On my return flight home two years later I was boarding a chartered Flying Tigers prop-driven military transport to San Francisco by way of Anchorage, Alaska. I asked the flight attendant, ‘What’s the flight time to Anchorage?’

‘I don’t know,’ she grinned, ‘We’ve never made it.’

But we did make it, and with our senses of humor in tact. Other than the old Alaska Airline pilot excuse for late departures – ‘Sorry for the delay folks, but our baggage crushing machine is broken down so we are having to crush your baggage by hand’ – there’s very little humor left in the flight crews these days. I feel sorry for them. I wish they could all get a nice pay raise and be able to go off their antidepressants.

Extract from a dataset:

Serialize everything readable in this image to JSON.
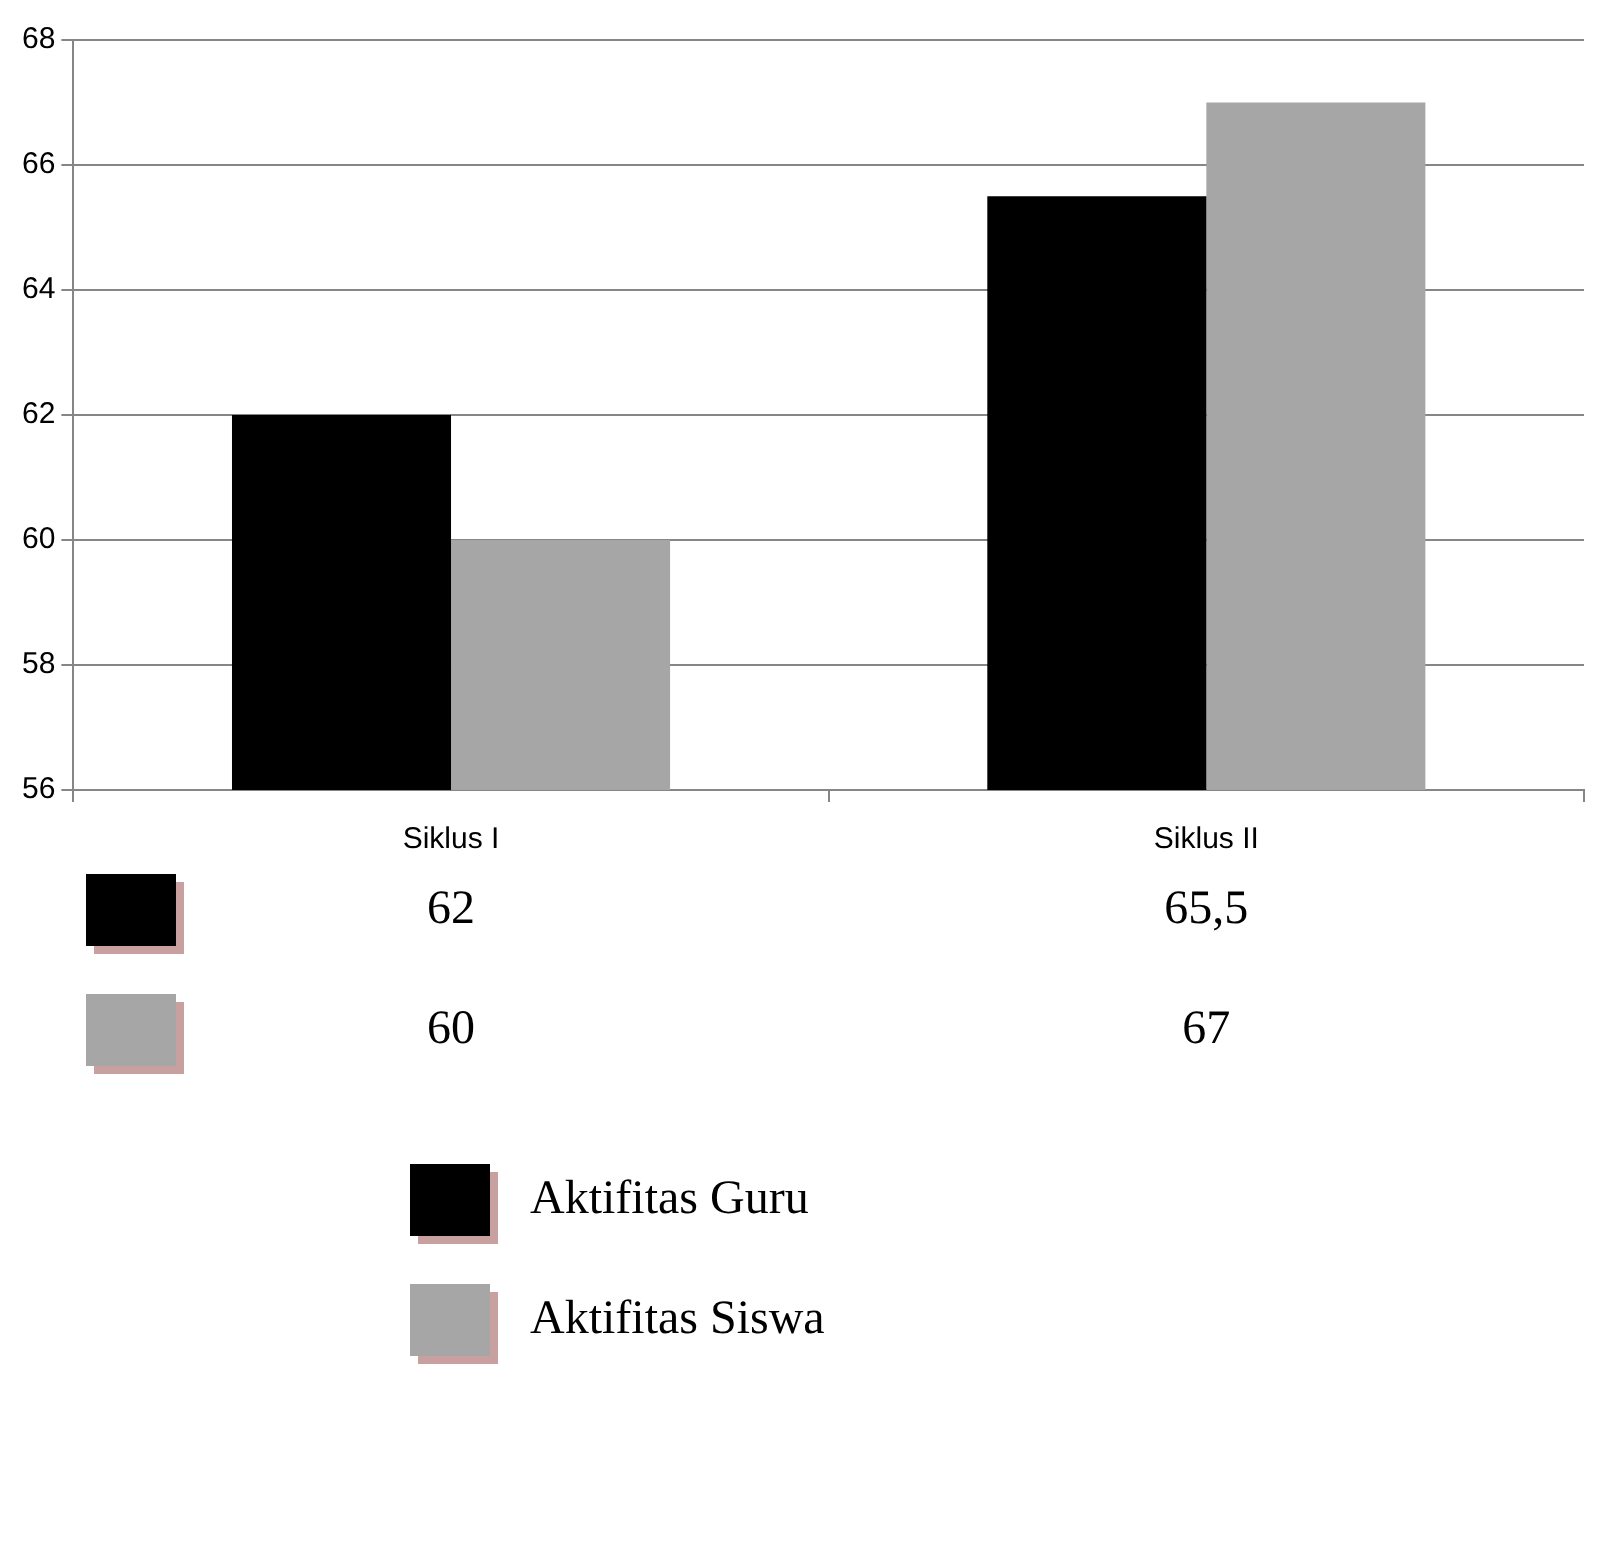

In spite of all the current frustrations, I’m happy to report that I have enjoyed the same number of take offs as landings – something all pilots will tell you is the preferred flight plan. Safety is up, terrorist threats down. Except for grandmothers with blue hair wearing suspicious shawls and with first names like Elsie, hardly anyone needs to be body-searched anymore. Even the security queues are moving briskly.

But I’ve taken my last flight. To move things along here, I would like to offer any interested party my huge cache of frequent flier miles in trade for, say, a wee bottle of a single malt scotch.